Always love Gordon Korman's writing, which is just a pleasure to read, but after finishing Pop I got to thinking about the diversity of topics that he has covered. His ideas are so original-- no wonder he is so popular. Marcus has moved to town and wants to play football, but the local team had a successful season last year, and it's hard to get on. He starts to practice in the park with an older man, Charlie, who is a hard-hitting football player but rather odd-- he takes off when he accidentally throws a football through a car window, leaving Marcus to take the blame. It turns out that Charlie is a local hero, but it becomes evident that he has a lot of problems. I won't spoil it by saying what they are, but this was a nice balance of football and "issues" that I know the readers will enjoy.
Mitali Perkins' The Secret Keeper was fascinating. Set in 1970s India, it concerns Asha, whose father goes to the US to try to find work as an engineer. Asha, her mother (who is prone to crushing depression), and her beautiful older sister move in with relatives who are not as forward thinking as Asha's father, and are appalled that Asha is good at school (she is not allowed to attend any more), plays tennis, and doesn't care about her appearance. When Asha's father is killed, the family rushes to marry off Asha's sister. This is an important book for girls in the US to read, so that they can appreciate how many opportunities they have for education and advancement. The note at the back about life in India today is helpful.
Pearl Fuyo Gaskins' What Are You?: Voices of mixed-race young people was published in 1999, but still is valid today. Essays from people with a variety of ages and ethnicities cover a wide range of topics-- dealing with well-meaning people who think they are exotic, with classmates who don't like them once they find out the students' backgrounds, inner struggles trying to balance two different cultures, etc. Well worth a perusal, expecially since there are even more multiracial children today than there were ten years ago.

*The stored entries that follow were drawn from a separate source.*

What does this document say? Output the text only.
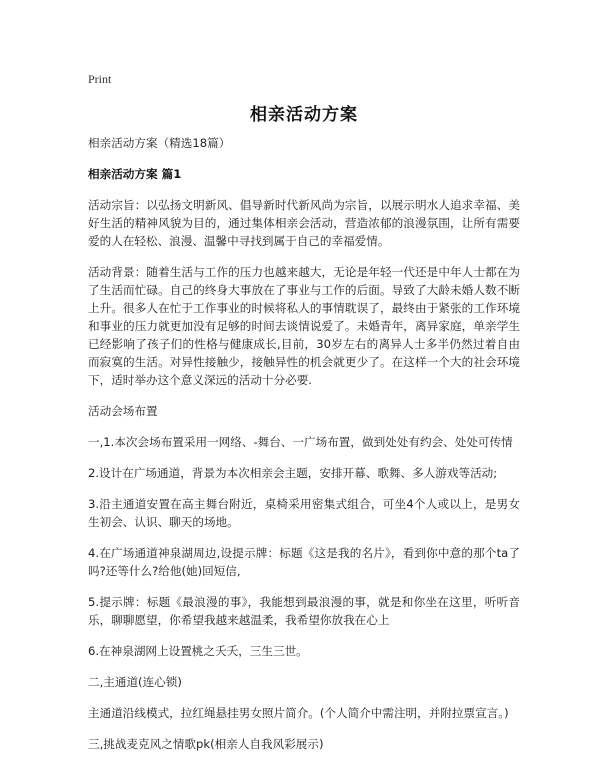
Print
相亲活动方案

相亲活动方案（精选18篇）

相亲活动方案 篇1

活动宗旨：以弘扬文明新风、倡导新时代新风尚为宗旨，以展示明水人追求幸福、美好生活的精神风貌为目的，通过集体相亲会活动，营造浓郁的浪漫氛围，让所有需要爱的人在轻松、浪漫、温馨中寻找到属于自己的幸福爱情。

活动背景：随着生活与工作的压力也越来越大，无论是年轻一代还是中年人士都在为了生活而忙碌。自己的终身大事放在了事业与工作的后面。导致了大龄未婚人数不断上升。很多人在忙于工作事业的时候将私人的事情耽误了，最终由于紧张的工作环境和事业的压力就更加没有足够的时间去谈情说爱了。未婚青年，离异家庭，单亲学生已经影响了孩子们的性格与健康成长,目前，30岁左右的离异人士多半仍然过着自由而寂寞的生活。对异性接触少，接触异性的机会就更少了。在这样一个大的社会环境下，适时举办这个意义深远的活动十分必要.

活动会场布置

一,1.本次会场布置采用一网络、-舞台、一广场布置，做到处处有约会、处处可传情

2.设计在广场通道，背景为本次相亲会主题，安排开幕、歌舞、多人游戏等活动;

3.沿主通道安置在高主舞台附近，桌椅采用密集式组合，可坐4个人或以上，是男女生初会、认识、聊天的场地。

4.在广场通道神泉湖周边,设提示牌：标题《这是我的名片》，看到你中意的那个ta了吗?还等什么?给他(她)回短信,

5.提示牌：标题《最浪漫的事》，我能想到最浪漫的事，就是和你坐在这里，听听音乐，聊聊愿望，你希望我越来越温柔，我希望你放我在心上

6.在神泉湖网上设置桃之夭夭，三生三世。

二,主通道(连心锁)

主通道沿线模式，拉红绳悬挂男女照片简介。(个人简介中需注明，并附拉票宣言。)

三,挑战麦克风之情歌pk(相亲人自我风彩展示)
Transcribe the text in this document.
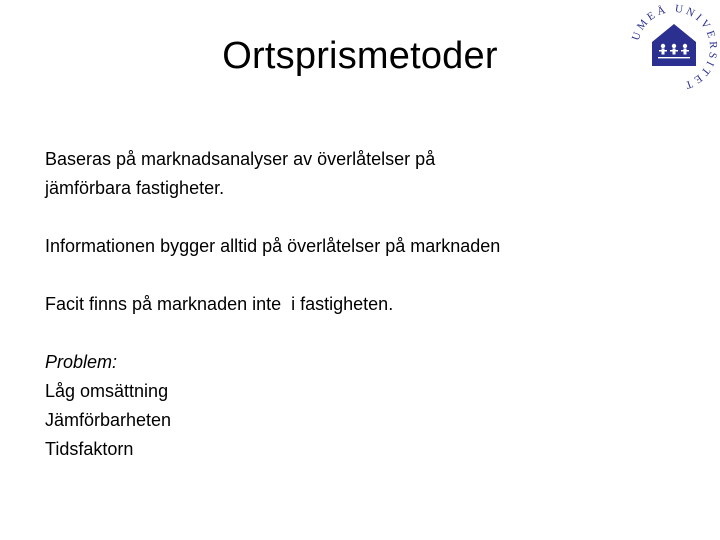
Ortsprismetoder
UMEÅ UNIVERSITET

Baseras på marknadsanalyser av överlåtelser på

jämförbara fastigheter.

Informationen bygger alltid på överlåtelser på marknaden

Facit finns på marknaden inte  i fastigheten.

Problem:

Låg omsättning

Jämförbarheten

Tidsfaktorn
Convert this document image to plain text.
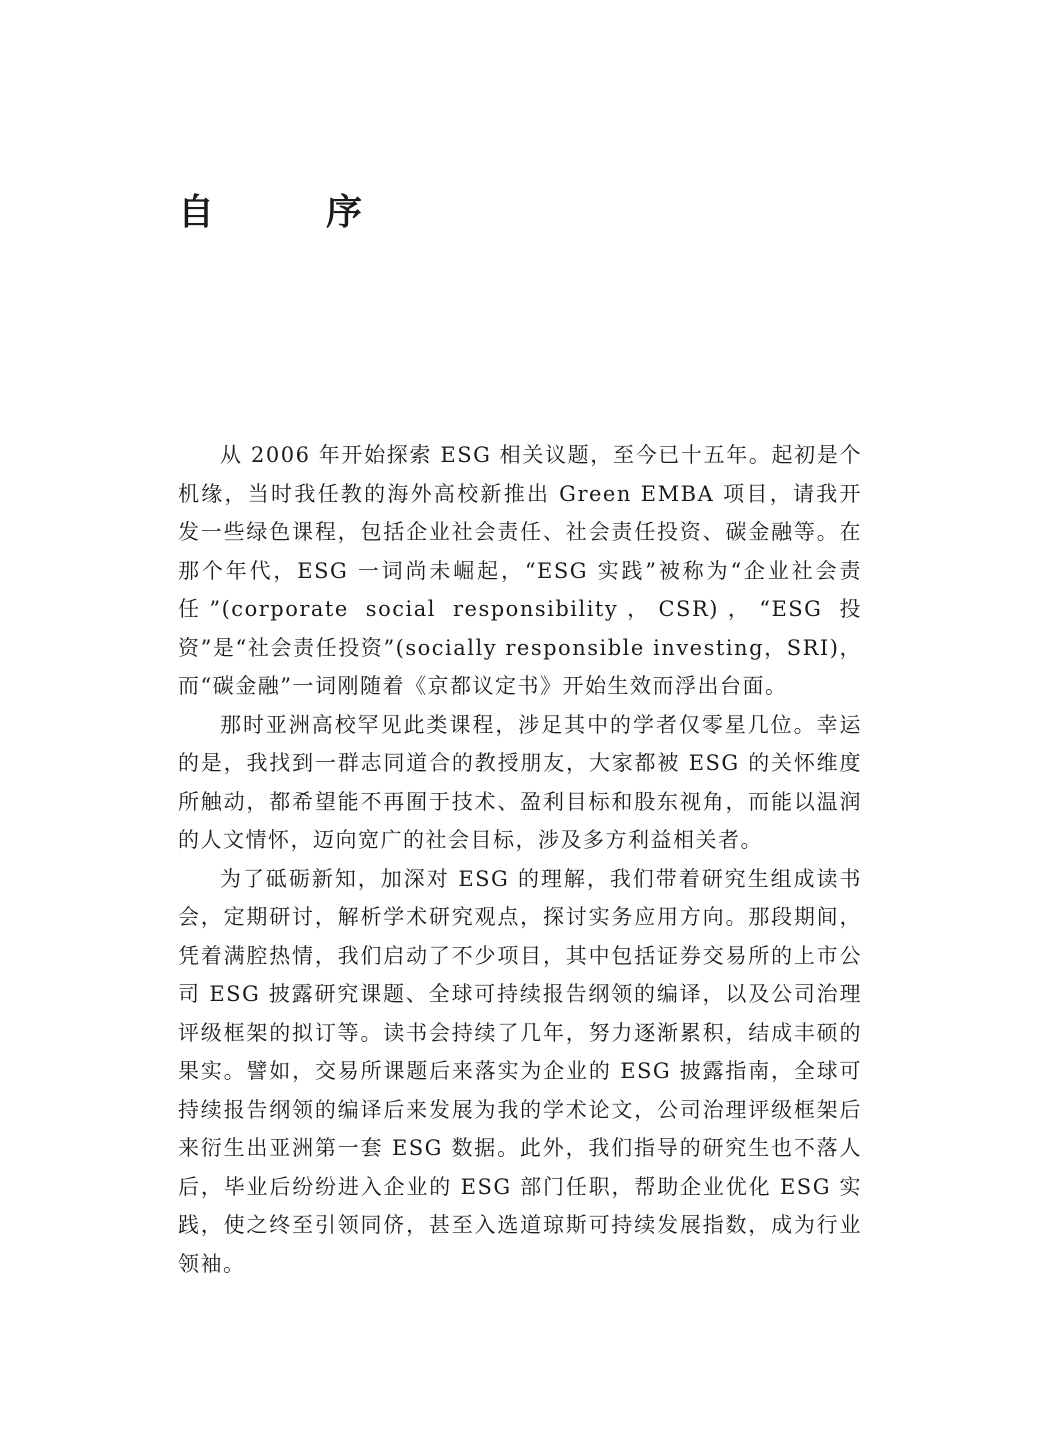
自　序

从 2006 年开始探索 ESG 相关议题，至今已十五年。起初是个机缘，当时我任教的海外高校新推出 Green EMBA 项目，请我开发一些绿色课程，包括企业社会责任、社会责任投资、碳金融等。在那个年代，ESG 一词尚未崛起，“ESG 实践”被称为“企业社会责任”(corporate social responsibility，CSR)，“ESG 投资”是“社会责任投资”(socially responsible investing，SRI)，而“碳金融”一词刚随着《京都议定书》开始生效而浮出台面。

那时亚洲高校罕见此类课程，涉足其中的学者仅零星几位。幸运的是，我找到一群志同道合的教授朋友，大家都被 ESG 的关怀维度所触动，都希望能不再囿于技术、盈利目标和股东视角，而能以温润的人文情怀，迈向宽广的社会目标，涉及多方利益相关者。

为了砥砺新知，加深对 ESG 的理解，我们带着研究生组成读书会，定期研讨，解析学术研究观点，探讨实务应用方向。那段期间，凭着满腔热情，我们启动了不少项目，其中包括证券交易所的上市公司 ESG 披露研究课题、全球可持续报告纲领的编译，以及公司治理评级框架的拟订等。读书会持续了几年，努力逐渐累积，结成丰硕的果实。譬如，交易所课题后来落实为企业的 ESG 披露指南，全球可持续报告纲领的编译后来发展为我的学术论文，公司治理评级框架后来衍生出亚洲第一套 ESG 数据。此外，我们指导的研究生也不落人后，毕业后纷纷进入企业的 ESG 部门任职，帮助企业优化 ESG 实践，使之终至引领同侪，甚至入选道琼斯可持续发展指数，成为行业领袖。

Also looked at Walter Dean Myers Riot. Had doubts about the particular historical events, and when it turned out to be in play form, decided I would pass. Koertge's Deadville made me think of this: if authors write what they know, just how many drugs has this author done. Treated very casually, I will pass on this one. Block's Pretty Dead was slow going, being mainly description instead of action, and then the f-bomb dropped on page 22 and I gave up. Now I must go chant to myself "Can't buy everything" for a while.